If you reside in Thailand on a long-stay permission such as a Non-Immigrant or Education visa and you want to leave the Kingdom on holiday, you must obtain a Re-Entry Permit prior to your departure. Failure to do so will cause your visa and work permit to be cancelled upon your return. You may even lose your job as many employers would be reluctant to go through the lengthy processes to obtain new documents should you be so negligent.
Don’t worry. The process to obtain a Re-Entry Permit is relatively hassle-free. If you live in Bangkok, you can even submit your application online. And if you forget, it is even possible to receive one at least two Thai airports at the last minute although I wouldn’t recommend waiting so long!
The vast majority will need to do this a few days prior to your trip by going to the branch of Thai Immigration that is closest to where you live (the one you go to for your Address Notifications every 90 days). You will need a 2-inch passport photo, a Form TM8 filled out in either blue or black ink, a photocopy of your photo and Departure Card pages from your passport, and the correct fee.
The current cost of a Single Re-Entry Permit is 1000 baht. It’s valid until the expiration of your current Extension of Stay. If you are planning to leave Thailand several times before that expiration date, then consider the Multiple-Entry permit at 3800 baht.
The easy part is submitting your passport, documents, and fee. If you are lucky, the queue won’t be very long for this. Then you must wait. Different Immigration offices in Thailand operate with different levels of efficiency. I’ve heard mentions of waits ranging from 30 minutes to half a day.
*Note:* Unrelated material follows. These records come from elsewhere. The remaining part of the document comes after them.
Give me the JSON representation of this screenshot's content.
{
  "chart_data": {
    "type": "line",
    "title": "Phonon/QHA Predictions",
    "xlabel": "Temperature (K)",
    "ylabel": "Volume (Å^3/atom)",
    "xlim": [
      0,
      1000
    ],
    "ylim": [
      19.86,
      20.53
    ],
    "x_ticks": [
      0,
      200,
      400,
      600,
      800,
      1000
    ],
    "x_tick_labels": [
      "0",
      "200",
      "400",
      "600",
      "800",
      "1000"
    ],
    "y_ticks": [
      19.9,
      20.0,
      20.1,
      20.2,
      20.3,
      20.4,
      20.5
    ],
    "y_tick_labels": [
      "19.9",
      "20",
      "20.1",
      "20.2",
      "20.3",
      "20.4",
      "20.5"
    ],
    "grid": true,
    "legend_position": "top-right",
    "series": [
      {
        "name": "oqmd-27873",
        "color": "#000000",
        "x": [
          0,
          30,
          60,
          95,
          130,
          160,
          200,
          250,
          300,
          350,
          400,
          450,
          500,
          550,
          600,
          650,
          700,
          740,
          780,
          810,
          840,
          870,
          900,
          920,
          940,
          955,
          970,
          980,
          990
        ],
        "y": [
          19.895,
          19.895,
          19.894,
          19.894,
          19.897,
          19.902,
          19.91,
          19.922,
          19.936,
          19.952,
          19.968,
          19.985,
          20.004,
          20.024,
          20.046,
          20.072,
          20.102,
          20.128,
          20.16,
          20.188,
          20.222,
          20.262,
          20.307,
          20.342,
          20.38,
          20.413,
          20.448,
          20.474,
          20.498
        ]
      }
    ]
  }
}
Phuket’s office is quite streamlined. There is even a poster on the wall that lists projected wait times for each step in the process. First, the clerk who takes your application and cash drops your passport into a basket on the floor next to his desk before moving on to the next customer. Soon, a young women (usually a university student on a bureaucratic internship) will retrieve a stack of passports from the basket and take them to a desk off to the side in order to write out the receipts. The passports are then carried to another desk where an official signs the stamps (which the first clerk had entered in the passports when he took your money).
Each step is supposed to take five minutes, according to the poster. It might be less or longer depending on how busy they are and if the official who needs to sign is on a break at the time. Lastly, the young lady assistant will call out the names listed in each passport in order to return them (usually horribly butchering the names in the process so listen carefully; I have a brightly-colored sticker on the back cover of my passport so I can spot it from across the room).
I arrived at opening time (8:30) on Thursday morning this week. There were perhaps 20 other customers when I got there. I believe it was so crowded due to Monday being a public holiday (the substitution for Chakri Day). Upon asking for my TM8 at the information desk, I filled it out and then noticed I’d left one of my photocopies at home. I went downstairs for a new copy (costing 2 baht per page in the ground-floor shop) and when I returned upstairs, there wasn’t a queue at all. They returned my passport fairly quickly and I was on my way by 9:00. Fast, as usual.
Phuket Immigration has become steadily more efficient over the years I’ve been here and have never had a problem there. Some of the officials even know me by sight and greet me kindly. I wish the others were as well-run and friendly!
Hi Mark,
on the 12 I left Thailand to Malaysia, I did submit the form re-entry, but the officer advised me to submit when I was back to Thailand. I submitted it when I was back but it got rejected since it’s supposed to be submitted before.
I was so happy that I found your article but now that it’s songkran time, please advise me if will it still be ok if I come to the immigration office when they’re back from official holiday??